Does the DVD slideshow function have any advantages over putting on the Sony Vegas timeline and rendering them out.
This is a reunion DVD and I already have video and another slide show of older pictures. These are pictures taken at the reunion so I am not trying to be artsy.
Thanks
Dave T2
Reply by: PeterDuke
Date: 8/5/2012 6:32:30 PM
For group watching, it is best, I think, to have automatic step on after a certain time, say 5 seconds. Then you could have music as well if you wish. However if I am the only viewer, I would like an indefinite time on each slide, and the ability to manually step on when I am ready, dependent on the slide's content. Something like a Powerpoint presentation.
Leawo make a Powerpoint to DVD converter with this capability. I think it works by turning each slide into a menu page. The disadvantage was that it superimposed the previous/next buttons on the slide. There may be a way to hide them, but if so, I don't know how. Also, can you have 300 menu pages in a DVD?

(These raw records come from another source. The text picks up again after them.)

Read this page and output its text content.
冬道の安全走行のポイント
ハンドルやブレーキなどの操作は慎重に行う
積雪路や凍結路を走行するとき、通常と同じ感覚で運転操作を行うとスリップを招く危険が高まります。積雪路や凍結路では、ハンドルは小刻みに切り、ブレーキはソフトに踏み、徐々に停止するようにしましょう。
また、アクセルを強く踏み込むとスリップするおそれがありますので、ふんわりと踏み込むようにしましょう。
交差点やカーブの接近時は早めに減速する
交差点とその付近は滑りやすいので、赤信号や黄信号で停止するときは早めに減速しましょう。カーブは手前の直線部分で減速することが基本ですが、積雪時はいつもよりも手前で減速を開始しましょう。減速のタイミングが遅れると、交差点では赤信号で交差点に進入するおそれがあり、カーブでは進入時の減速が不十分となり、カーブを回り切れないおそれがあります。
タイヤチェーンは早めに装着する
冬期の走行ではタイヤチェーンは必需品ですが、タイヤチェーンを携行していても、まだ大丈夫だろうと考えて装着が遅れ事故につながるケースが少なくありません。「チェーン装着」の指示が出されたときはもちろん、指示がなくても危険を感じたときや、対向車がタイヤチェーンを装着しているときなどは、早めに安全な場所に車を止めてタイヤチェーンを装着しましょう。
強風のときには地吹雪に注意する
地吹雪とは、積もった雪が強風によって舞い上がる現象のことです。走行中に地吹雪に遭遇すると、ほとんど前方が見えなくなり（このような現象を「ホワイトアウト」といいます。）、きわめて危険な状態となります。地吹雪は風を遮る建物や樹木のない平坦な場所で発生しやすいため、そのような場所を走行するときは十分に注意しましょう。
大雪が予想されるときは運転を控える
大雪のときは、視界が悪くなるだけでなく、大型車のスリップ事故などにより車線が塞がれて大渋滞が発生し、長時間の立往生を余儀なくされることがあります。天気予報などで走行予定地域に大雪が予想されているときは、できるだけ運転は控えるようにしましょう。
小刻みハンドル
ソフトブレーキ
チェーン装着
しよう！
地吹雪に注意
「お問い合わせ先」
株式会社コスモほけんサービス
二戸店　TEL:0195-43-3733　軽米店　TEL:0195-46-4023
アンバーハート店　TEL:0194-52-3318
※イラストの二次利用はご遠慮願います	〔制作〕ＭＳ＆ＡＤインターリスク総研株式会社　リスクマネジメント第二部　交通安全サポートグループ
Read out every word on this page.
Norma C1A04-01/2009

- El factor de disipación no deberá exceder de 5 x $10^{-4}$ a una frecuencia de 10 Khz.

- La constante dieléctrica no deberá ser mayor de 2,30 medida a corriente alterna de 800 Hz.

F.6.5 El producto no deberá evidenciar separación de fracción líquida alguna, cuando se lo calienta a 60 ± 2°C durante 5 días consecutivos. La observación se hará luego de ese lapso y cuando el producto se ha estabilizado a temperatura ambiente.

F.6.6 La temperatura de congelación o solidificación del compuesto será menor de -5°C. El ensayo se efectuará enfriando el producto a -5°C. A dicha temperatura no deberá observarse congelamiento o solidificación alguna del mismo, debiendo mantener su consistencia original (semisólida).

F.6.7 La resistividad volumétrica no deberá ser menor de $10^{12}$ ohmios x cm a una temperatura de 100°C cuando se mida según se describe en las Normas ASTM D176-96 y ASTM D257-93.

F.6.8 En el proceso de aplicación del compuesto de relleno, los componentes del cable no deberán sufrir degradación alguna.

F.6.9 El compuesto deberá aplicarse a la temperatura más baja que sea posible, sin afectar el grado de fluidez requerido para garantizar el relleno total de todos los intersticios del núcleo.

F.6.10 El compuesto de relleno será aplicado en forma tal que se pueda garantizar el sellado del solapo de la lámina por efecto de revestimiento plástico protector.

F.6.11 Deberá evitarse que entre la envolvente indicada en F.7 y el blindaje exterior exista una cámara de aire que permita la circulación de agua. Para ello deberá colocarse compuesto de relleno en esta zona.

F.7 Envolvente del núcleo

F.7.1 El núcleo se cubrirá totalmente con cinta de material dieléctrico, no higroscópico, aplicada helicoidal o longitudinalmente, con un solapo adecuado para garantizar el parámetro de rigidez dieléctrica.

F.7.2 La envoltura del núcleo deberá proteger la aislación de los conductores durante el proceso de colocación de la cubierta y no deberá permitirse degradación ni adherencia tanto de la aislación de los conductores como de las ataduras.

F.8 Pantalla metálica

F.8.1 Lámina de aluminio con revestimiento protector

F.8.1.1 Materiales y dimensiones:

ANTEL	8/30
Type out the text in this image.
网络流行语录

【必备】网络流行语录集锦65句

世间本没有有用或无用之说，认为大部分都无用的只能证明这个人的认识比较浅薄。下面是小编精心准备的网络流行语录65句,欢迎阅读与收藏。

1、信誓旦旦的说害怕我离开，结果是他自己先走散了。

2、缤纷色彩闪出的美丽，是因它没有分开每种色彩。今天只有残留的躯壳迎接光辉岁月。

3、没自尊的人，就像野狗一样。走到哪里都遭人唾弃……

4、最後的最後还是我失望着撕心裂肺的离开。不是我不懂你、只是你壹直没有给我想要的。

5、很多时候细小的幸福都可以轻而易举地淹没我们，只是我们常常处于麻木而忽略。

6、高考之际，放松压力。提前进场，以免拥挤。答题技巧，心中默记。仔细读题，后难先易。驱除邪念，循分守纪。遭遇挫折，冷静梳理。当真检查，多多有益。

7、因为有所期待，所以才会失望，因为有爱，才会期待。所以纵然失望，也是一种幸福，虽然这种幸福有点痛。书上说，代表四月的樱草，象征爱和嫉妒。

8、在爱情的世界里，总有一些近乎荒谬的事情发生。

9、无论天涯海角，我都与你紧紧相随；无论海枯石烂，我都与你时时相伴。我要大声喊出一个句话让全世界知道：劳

Then there is the issue of captions for each slide, but maybe for a reunion, these would be unnecessary. I like captions to not obscure the image.
I have yet to find a simple program to create the equivalent of the old photo album, where you can turn pages at your leisure and read comments if you so wish. I tried using Vegas for this, where each slide had a chapter mark, so that you could skip quickly if you wanted, but the skip was so sluggish on my player that I might just as well have let it step on by itself anyway. However, it was a lot of work to create. I used Vegasaur to insert the file name and shooting date automatically. I can't remember now whether it also inserted user comments from the EXIF header as well.
Message last edited on 8/5/2012 6:42:06 PM, by PeterDuke.
Reply by: DaveT2
Date: 8/5/2012 6:48:13 PM
Peter,
Thanks. I just made it 3 videos in Vegas. I added the names using Photoshop.
You can hide the menu buttons by using transparent colors. I have done that before for shorter slide shows. Use Right and Left for next and previous and up for return to menu.
I am not going to put music on, my first slide will tell them to play their favorite music and enjoy the pictures.
Dave T2
Message last edited on 8/5/2012 6:48:53 PM, by DaveT2.
Original Thread ends here:
************************
I find that there is often a need to include a large number of photos into a given presentation - but forcing the client to watch them by a step through slide show or even a rendered ken-burns style video can be a painful audience killer.
My preferred method to create productions of this type is to create a hybrid Blu-ray/Bd-Rom or DVD/Dvd-Rom title. In the video presentation I create a high-lights summary style video with the feel for what can come later in the multiple still photos.
In the ROM portion of the disc I borrow on the techniques that web-style authors have done in the past by creating an html based coded presentation where the viewer can scroll through photos, seeing six to thirty picture panes at a time. They have the option of seeing EXIF data, or photo names accompanying the presentation. In this way the client audience can absorb the content of a 300 photo presentation within a couple of minutes, while keeping it interesting.
There is a large amount of software on the market that can quickly automate this type of production - some flash based, others simply rely on proprietary executable code, or even just basic html. You can take a group of photos and assemble this kind of product for your production faster than you can drag them to the VegasPro timeline.